A New York Times article about the current drought in the South compares it to a record-setting dry spell 60 years ago:
Climatologists say the great drought of 2011 is starting to look a lot like the one that hit the nation in the early to mid-1950s. That, too, dried a broad part of the southern tier of states into leather and remains a record breaker.
But this time, things are different in the drought belt. With states and towns short on cash and unemployment still high, the stress on the land and the people who rely on it for a living is being amplified by political and economic forces, state and local officials say. As a result, this drought is likely to have the cultural impact of the great 1930s drought, which hammered an already weakened nation.
But it's not just the economy that's worse now than it was in the 1950s. Water usage is also way, way up.
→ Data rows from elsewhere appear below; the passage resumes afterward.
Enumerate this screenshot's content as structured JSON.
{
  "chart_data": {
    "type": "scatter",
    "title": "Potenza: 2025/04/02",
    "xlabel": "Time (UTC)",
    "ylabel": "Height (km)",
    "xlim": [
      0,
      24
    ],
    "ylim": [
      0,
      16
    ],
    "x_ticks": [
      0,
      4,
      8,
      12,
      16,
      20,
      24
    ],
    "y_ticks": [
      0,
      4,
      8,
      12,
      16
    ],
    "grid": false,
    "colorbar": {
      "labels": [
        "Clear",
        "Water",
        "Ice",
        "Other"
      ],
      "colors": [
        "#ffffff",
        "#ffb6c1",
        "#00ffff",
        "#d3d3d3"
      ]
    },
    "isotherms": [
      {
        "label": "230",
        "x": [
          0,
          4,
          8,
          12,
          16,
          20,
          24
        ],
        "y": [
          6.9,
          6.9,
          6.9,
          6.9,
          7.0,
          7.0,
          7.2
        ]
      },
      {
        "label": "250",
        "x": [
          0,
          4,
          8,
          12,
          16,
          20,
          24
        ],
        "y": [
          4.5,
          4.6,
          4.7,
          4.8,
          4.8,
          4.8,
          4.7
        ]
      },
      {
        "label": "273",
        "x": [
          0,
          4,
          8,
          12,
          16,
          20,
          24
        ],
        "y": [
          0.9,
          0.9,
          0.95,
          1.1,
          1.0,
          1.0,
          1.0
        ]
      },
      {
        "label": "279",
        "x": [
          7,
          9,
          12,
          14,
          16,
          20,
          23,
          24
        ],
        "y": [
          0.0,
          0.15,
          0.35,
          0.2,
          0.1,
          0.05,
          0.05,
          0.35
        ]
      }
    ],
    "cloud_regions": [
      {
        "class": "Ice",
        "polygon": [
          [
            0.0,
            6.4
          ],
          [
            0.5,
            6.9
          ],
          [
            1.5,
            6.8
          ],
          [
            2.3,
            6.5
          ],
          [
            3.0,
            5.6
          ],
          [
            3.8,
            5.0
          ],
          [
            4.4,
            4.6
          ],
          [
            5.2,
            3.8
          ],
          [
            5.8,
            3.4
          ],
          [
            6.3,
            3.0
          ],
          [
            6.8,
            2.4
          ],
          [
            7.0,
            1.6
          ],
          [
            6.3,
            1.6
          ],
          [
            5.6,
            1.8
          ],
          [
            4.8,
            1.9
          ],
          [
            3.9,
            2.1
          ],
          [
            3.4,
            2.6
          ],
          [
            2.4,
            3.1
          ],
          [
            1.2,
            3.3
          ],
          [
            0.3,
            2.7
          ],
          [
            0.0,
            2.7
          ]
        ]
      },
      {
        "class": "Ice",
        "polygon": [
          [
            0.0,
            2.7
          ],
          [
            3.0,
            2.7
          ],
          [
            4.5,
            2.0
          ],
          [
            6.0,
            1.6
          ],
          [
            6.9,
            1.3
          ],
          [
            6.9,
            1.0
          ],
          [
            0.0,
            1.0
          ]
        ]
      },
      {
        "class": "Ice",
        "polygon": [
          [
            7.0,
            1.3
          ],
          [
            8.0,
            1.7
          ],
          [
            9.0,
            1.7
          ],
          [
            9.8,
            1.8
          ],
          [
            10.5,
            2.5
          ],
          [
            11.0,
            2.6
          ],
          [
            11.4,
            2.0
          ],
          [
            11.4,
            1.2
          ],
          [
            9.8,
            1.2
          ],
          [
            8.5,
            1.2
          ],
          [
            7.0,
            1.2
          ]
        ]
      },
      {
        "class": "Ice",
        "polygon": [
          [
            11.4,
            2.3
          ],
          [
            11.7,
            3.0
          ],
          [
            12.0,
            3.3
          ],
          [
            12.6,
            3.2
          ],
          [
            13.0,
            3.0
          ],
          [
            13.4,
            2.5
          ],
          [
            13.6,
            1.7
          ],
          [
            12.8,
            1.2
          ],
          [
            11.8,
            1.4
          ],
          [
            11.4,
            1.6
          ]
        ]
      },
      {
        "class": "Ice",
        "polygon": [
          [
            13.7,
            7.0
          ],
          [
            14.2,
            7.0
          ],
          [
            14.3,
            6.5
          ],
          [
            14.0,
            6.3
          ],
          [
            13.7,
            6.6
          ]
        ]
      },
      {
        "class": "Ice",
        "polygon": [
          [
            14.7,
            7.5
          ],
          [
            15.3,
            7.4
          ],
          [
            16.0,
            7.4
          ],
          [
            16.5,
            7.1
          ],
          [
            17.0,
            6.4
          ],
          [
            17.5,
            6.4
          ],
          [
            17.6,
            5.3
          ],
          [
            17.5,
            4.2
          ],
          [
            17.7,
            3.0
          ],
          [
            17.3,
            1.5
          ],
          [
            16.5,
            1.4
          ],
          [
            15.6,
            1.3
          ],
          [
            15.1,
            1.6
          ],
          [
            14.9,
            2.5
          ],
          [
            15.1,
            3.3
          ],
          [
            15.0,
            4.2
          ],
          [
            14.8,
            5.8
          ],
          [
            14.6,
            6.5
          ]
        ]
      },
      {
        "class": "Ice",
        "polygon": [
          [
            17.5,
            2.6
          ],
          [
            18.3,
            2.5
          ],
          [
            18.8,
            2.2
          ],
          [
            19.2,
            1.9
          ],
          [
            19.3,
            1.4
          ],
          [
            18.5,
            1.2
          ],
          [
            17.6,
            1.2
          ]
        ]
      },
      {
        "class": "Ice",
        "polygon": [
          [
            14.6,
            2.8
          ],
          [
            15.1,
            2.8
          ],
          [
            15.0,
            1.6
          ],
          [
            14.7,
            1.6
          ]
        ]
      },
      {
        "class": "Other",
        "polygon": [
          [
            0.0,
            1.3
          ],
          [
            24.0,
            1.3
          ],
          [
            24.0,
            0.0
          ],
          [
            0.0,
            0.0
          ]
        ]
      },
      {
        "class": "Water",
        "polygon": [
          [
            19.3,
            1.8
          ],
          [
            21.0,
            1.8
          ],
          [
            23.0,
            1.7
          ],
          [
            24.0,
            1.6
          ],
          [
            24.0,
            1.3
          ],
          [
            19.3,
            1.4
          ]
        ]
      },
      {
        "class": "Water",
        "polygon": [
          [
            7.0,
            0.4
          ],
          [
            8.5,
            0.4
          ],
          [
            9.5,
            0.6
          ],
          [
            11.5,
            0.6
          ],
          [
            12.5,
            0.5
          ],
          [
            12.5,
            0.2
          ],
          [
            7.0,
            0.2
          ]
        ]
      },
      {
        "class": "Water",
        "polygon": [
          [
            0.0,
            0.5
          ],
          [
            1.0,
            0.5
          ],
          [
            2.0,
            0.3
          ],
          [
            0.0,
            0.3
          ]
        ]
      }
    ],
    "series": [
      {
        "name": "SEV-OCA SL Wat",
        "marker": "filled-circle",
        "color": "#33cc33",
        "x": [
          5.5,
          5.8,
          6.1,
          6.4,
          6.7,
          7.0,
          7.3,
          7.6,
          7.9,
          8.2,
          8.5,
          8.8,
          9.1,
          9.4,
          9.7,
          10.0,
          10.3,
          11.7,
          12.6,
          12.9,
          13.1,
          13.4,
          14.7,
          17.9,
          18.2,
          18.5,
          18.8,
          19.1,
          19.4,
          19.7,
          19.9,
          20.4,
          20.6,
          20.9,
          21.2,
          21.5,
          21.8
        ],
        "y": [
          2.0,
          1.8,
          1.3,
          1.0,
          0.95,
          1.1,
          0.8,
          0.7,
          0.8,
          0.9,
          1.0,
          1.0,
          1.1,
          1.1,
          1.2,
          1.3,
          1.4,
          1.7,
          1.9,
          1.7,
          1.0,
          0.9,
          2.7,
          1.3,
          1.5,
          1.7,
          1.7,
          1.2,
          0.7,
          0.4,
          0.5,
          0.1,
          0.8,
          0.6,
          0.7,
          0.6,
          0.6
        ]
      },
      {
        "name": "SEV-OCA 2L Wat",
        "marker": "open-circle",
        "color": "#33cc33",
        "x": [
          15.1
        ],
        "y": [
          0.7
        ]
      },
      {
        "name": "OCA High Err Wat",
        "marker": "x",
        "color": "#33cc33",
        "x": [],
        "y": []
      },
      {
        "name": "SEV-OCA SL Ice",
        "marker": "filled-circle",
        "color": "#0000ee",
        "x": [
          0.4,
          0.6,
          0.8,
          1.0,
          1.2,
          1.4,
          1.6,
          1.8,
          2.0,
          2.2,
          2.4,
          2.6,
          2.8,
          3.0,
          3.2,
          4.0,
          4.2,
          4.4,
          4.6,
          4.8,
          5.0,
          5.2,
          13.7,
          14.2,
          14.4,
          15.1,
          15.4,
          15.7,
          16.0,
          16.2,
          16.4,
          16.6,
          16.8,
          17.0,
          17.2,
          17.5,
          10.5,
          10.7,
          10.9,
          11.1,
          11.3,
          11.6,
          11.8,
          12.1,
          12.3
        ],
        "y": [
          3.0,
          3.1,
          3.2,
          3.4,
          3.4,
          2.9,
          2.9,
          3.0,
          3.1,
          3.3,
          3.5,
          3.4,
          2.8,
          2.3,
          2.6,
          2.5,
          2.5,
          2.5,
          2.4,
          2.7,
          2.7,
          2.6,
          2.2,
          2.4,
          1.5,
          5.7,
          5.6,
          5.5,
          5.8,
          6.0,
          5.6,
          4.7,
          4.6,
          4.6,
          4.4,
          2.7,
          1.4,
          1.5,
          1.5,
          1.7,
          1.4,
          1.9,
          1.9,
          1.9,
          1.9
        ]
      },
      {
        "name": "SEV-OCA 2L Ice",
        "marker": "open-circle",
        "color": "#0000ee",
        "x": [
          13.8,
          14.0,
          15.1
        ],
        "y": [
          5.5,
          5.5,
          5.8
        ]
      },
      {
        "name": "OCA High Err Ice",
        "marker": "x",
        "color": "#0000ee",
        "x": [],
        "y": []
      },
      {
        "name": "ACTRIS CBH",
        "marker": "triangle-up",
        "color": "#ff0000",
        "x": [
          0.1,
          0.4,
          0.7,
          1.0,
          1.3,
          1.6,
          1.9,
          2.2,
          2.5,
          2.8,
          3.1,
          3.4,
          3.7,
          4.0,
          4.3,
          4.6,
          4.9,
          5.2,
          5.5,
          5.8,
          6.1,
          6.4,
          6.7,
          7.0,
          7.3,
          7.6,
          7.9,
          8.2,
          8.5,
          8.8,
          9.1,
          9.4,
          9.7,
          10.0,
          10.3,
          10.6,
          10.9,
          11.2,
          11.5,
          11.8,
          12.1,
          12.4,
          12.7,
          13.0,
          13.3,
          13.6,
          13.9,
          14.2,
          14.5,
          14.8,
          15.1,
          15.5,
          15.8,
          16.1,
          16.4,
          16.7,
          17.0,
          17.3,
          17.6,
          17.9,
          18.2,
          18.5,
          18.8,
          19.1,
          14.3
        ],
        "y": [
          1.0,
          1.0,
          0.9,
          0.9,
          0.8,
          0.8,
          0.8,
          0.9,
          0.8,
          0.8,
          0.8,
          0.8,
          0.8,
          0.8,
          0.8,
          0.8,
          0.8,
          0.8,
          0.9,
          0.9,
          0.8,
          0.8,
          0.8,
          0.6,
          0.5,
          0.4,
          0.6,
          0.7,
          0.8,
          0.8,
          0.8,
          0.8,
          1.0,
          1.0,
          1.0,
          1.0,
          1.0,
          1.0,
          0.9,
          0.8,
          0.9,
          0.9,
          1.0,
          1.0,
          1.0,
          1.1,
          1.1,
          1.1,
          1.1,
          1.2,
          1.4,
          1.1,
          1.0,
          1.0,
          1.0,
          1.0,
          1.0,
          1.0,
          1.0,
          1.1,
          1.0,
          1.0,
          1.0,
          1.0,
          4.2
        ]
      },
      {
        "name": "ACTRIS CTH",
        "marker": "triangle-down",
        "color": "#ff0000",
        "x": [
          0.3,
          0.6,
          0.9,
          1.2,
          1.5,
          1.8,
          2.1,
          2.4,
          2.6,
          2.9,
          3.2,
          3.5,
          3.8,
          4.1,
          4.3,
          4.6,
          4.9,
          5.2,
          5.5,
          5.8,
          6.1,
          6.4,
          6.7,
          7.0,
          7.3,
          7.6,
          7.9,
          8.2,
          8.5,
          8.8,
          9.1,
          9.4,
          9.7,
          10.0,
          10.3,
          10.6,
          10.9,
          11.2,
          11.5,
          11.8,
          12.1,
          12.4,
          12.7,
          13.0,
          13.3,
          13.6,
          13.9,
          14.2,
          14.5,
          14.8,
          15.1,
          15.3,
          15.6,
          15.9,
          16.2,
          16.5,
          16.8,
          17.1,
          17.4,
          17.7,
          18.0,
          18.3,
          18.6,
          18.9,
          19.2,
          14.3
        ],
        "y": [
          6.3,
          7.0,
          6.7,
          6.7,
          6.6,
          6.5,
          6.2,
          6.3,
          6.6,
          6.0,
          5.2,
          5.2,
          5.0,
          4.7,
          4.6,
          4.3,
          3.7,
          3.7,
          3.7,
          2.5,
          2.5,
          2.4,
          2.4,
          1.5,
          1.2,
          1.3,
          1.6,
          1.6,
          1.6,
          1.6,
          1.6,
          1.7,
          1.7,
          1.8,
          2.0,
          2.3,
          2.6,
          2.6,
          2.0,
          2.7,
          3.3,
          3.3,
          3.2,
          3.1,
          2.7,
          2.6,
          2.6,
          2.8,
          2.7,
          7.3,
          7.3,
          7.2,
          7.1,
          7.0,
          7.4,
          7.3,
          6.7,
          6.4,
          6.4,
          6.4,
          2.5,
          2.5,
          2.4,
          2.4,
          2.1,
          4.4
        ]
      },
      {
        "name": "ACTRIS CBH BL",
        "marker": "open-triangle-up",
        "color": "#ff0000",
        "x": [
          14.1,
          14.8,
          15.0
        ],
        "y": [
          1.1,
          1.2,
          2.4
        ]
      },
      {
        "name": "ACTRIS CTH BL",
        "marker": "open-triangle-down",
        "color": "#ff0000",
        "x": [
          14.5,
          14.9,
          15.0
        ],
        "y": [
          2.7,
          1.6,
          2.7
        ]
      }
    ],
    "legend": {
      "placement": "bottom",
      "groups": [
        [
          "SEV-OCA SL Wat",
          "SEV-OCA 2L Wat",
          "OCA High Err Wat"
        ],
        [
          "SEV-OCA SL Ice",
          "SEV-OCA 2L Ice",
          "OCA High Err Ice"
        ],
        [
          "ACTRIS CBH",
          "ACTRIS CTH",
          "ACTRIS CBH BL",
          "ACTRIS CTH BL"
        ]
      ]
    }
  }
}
This drought rivals the record-setting 1950s drought — it's already breaking records in some states — but it comes at a time when the population is double what it was in 1950, and total water use is more than twice as high.
The graph above, from the U.S. Geological Survey, shows public-supply water use in 1950. The one below is from the same report in 2005. The highest-demand areas are now using 2,000 to 7,000 million gallons a day, instead of 1,000.
Other types of water use — irrigation, livestock, etc. — show a similar trajectory.
The result of all of this will probably be food shortages and higher food prices, as the drought gut-punches agriculture. Hey, what do you know — that's a worse problem when the population is higher, too.